Gold price pushes to nearly 2-week high as economic data fails to support U.S. dollar
(Kitco News) - The gold market is taking advantage of a weaker U.S. dollar and falling bond yields as prices rise to a nearly two-week high and look to challenge a critical resistance level around $1,750 an ounce.
According to some analysts, sentiment in gold has been slowly improving after bouncing off a double bottom last week and pushing back above $1,700 an ounce. However, many analysts say that the gold market will remain stuck in neutral if it can't at least get past $1,750.
June gold futures last traded at $1,745 an ounce, up nearly 1% on the day.
"The market is pondering whether the double bottom has sowed the foundation for a recovery," Ole Hansen, head of commodity strategy at Saxo Bank, said in a report Tuesday. However, he added that the true test in gold comes in at $1,765 an ounce.
"After losing 10% during the first quarter to come bottom of the performance table, the technical level it needs to break as a minimum remains at $1765," he said. "Most of the recovery has been a result of a weaker dollar and yields that have stopped rising. Stronger than expected inflation remains gold, and with that, silver's best chance of recovery."
Carsten Fritsch, precious metals analyst at Commerzbank, noted that some tailwinds are starting to pick up for the gold market, even as the precious metal continues its bottoming process.
Fritsch noted that gold is finding some technical momentum as solid economic data fails to provide support for the U.S. dollar and bond yields. Although still holding at their highest levels in more than a year, the yield on 10-year notes is currently trading at 1.69%.
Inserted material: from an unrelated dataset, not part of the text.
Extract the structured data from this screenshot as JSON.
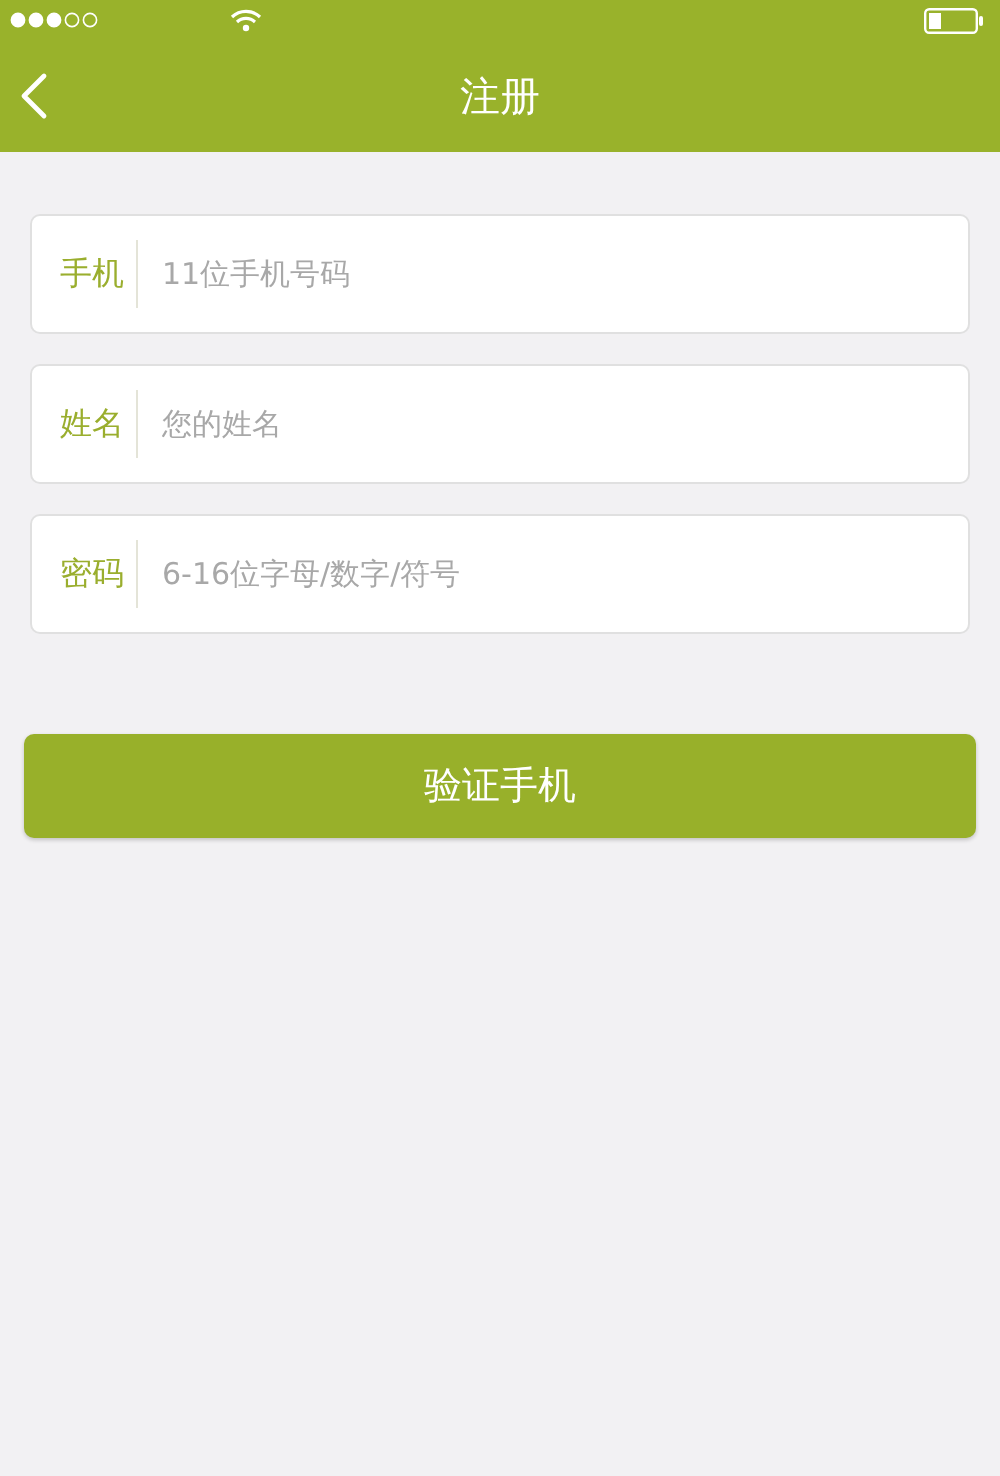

The drop in yields comes as the International Monetary Fund raised its growth forecast for the U.S. The IMF expects the U.S. economy to grow 6.4% this year, up compared to its January forecast for 5.1% growth.
For the global economy, the IMF expects to see growth of 6%, which would be the strongest year since 1976.
Last week U.S. economic data showed continued improvement in the labor market as more than 900,000 workers found jobs last month. Data also showed record sentiment growth in both the manufacturing and service sectors.
"With U.S. yields refraining from pushing higher in recent sessions, this has provided gold with some reprieve, but given that U.S. economic data has been printing strong readings, upside risks do remain for U.S. yields," said Justin McQueen, market analyst at DailyFX.com
Fritsch said that the U.S. dollar and bond yields aren't rising because investors continue to expect the Federal Reserve to maintain its ultra-accommodate monetary policies. Inflation has now become the threat to watch for, he said.
"Concerns could emerge instead that the U.S. economy might also overheat as a result of the massive fiscal stimulus, that inflation risks could rise considerably and that the Fed could fall 'behind the curve.' In such a scenario, gold would be the big winner," he said.
However, Fritsch said that for gold to overcome its current malaise, prices need to push above $1,760 an ounce.
Not all analysts are convinced that gold prices can push higher in the near term. Commodity analysts at TD Securities noted that the Federal Reserve's relaxed attitude to the bond market selloff, which is driving yields higher, remains a significant risk to the gold price.
"With the Fed's put far out of the money, flows into gold are likely to remain subdued," the bank said in a report Tuesday.